Unlike so many contemporary “artists” Monet could turn out something that was not unpleasant to look at. As a painter, we have no quarrel with him. We are just wondering.

*** Housing was in trouble last year. It is still in trouble. And next year, it may be in even more trouble. Mortgage rates are rising. Unsold inventories are at a record 4.2 million units. There are fewer mortgage applicants. And fewer new housing starts. And now Bear Stearns is taking the stuffing out of the mortgage finance derivatives market. It’s a ‘bloodbath” says a Bloomberg article on the subject.

*** And poor Ms. Bearman. The Des Moines paper tells us that the 57-year-old grandmother is in big trouble.

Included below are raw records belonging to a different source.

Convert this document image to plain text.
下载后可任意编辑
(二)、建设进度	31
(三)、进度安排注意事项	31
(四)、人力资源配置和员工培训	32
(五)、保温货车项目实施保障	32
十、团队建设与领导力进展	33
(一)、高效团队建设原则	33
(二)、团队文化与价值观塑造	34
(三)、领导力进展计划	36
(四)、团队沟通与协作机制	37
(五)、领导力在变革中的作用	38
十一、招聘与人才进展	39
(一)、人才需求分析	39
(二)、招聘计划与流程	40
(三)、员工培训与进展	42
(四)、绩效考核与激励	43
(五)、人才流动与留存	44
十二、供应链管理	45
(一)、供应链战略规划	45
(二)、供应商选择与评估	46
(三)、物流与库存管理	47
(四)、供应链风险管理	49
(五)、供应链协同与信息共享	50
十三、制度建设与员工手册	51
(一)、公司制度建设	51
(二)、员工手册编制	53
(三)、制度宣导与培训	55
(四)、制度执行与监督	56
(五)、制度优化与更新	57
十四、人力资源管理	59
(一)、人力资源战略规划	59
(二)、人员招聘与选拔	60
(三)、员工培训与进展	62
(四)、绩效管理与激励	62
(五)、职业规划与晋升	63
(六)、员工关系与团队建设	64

Taking a group of children to Disneyland, she left a bread-knife, used for making the kids’ sandwiches, in her carry-on bag. Now, she’s been branded a terrorist.

“What about my constitutional rights?” she wanted to know.

Lady, you don’t have rights, replied the security martinet, uncannily perceptive for an idiot. “Not at this point…you don’t have any.”

“This is not right!” she protests.

Dear readers will probably take up her cause. The bleeding hearts and Civil Liberties Union will probably try to keep her out of the pokie. “She didn’t do anything wrong,” they will whine. “She is no threat to the empire,” they will claim. “Free Cecilia Bearman,” they will chant.

We will take the other side. Send her to Guantanamo…put her in an orange jumpsuit…put the cuffs on her…and don’t forget the blinders and breathing mask…hold her there in the hot sun for a couple of years…until we’ve forgotten about her.

Better yet, send her overseas for interrogation. Force her to tell us what she knows…that SHE was really behind the 9/11 strike…and that SHE, not Osama bin Laden, is the real mastermind behind Al Qaeda.

“But she has done nothing wrong!” you will say. “She’s innocent.”

We’re not so sure. Besides, why take chances?